The majority of the participants in the Fed meeting saw a reduction in the FED fund rate this year as appropriate, citing that any pricing clash for tariffs was expected to be “temporary or modest.”

Later on Thursday, the operators will be attentive to the publication of the weekly data of initial applications for US unemployment subsidy. If the report shows a stronger result than expected, this could help limit the losses of the USD in the short term. Apart from this, Fed officials are scheduled to speak later on the same day, including Alberto Musalem, Christopher Waller and Mary Daly.

US Dollar – Frequently Questions


The US dollar (USD) is the official currency of the United States of America, and the “de facto” currency of a significant number of other countries where it is in circulation along with local tickets. According to data from 2022, it is the most negotiated currency in the world, with more than 88% of all global currency change operations, which is equivalent to an average of 6.6 billion dollars in daily transactions. After World War II, the USD took over the pound sterling as a world reserve currency.


The most important individual factor that influences the value of the US dollar is monetary policy, which is determined by the Federal Reserve (FED). The Fed has two mandates: to achieve price stability (control inflation) and promote full employment. Its main tool to achieve these two objectives is to adjust interest rates. When prices rise too quickly and inflation exceeds the 2% objective set by the Fed, it rises the types, which favors the price of the dollar. When inflation falls below 2% or the unemployment rate is too high, the Fed can lower interest rates, which weighs on the dollar.
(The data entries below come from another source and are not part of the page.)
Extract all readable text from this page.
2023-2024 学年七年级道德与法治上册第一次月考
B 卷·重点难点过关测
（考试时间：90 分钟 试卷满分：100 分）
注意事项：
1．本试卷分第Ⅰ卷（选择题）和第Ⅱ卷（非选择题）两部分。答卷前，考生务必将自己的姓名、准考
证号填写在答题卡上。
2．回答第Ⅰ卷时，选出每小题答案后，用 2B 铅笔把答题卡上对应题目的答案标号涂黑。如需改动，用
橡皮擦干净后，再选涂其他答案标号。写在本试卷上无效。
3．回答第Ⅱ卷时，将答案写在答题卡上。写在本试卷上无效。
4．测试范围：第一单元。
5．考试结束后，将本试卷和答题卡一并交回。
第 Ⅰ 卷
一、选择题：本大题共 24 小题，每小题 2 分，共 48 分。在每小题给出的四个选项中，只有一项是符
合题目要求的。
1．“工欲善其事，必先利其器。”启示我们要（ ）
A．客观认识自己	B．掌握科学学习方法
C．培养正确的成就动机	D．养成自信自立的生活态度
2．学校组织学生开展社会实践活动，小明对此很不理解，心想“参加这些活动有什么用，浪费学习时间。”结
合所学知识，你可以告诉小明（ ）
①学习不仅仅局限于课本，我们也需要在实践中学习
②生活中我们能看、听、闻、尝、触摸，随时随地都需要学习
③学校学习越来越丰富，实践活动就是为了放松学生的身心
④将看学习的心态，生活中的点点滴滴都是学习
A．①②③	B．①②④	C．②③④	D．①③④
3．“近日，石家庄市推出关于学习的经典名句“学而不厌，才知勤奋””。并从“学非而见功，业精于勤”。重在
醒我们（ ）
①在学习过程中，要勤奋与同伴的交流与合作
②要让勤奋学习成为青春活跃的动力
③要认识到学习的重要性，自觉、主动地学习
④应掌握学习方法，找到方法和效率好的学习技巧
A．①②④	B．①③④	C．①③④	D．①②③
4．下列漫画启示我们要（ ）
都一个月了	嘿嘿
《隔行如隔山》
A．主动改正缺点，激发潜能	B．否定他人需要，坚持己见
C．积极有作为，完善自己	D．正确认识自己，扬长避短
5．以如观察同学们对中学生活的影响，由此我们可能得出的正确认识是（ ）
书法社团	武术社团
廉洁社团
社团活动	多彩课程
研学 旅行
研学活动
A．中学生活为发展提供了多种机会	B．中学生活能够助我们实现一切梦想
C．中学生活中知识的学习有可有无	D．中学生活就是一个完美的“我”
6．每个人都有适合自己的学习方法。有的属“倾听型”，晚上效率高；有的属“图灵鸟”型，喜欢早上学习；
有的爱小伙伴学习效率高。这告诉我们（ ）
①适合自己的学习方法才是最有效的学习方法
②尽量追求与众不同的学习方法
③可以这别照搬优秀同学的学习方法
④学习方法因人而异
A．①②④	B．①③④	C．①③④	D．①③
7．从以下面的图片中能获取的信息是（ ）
In extreme situations, the Federal Reserve can also print more dollars and promulgate quantitative flexibility (QE). The QE is the process by which the Fed substantially increases the flow of credit in a stuck financial system. It is an unconventional policy measure that is used when the credit has been exhausted because banks do not lend each other (for fear of the default of the counterparts). It is the last resort when it is unlikely that a simple decrease in interest rates will achieve the necessary result. It was the weapon chosen by the Fed to combat the contraction of the credit that occurred during the great financial crisis of 2008. It is that the Fed prints more dollars and uses them to buy bonds of the US government, mainly of financial institutions. Which usually leads to a weakening of the US dollar.


The quantitative hardening (QT) is the reverse process for which the Federal Reserve stops buying bonds from financial institutions and does not reinvote the capital of the wallet values ​​that overcome in new purchases. It is usually positive for the US dollar.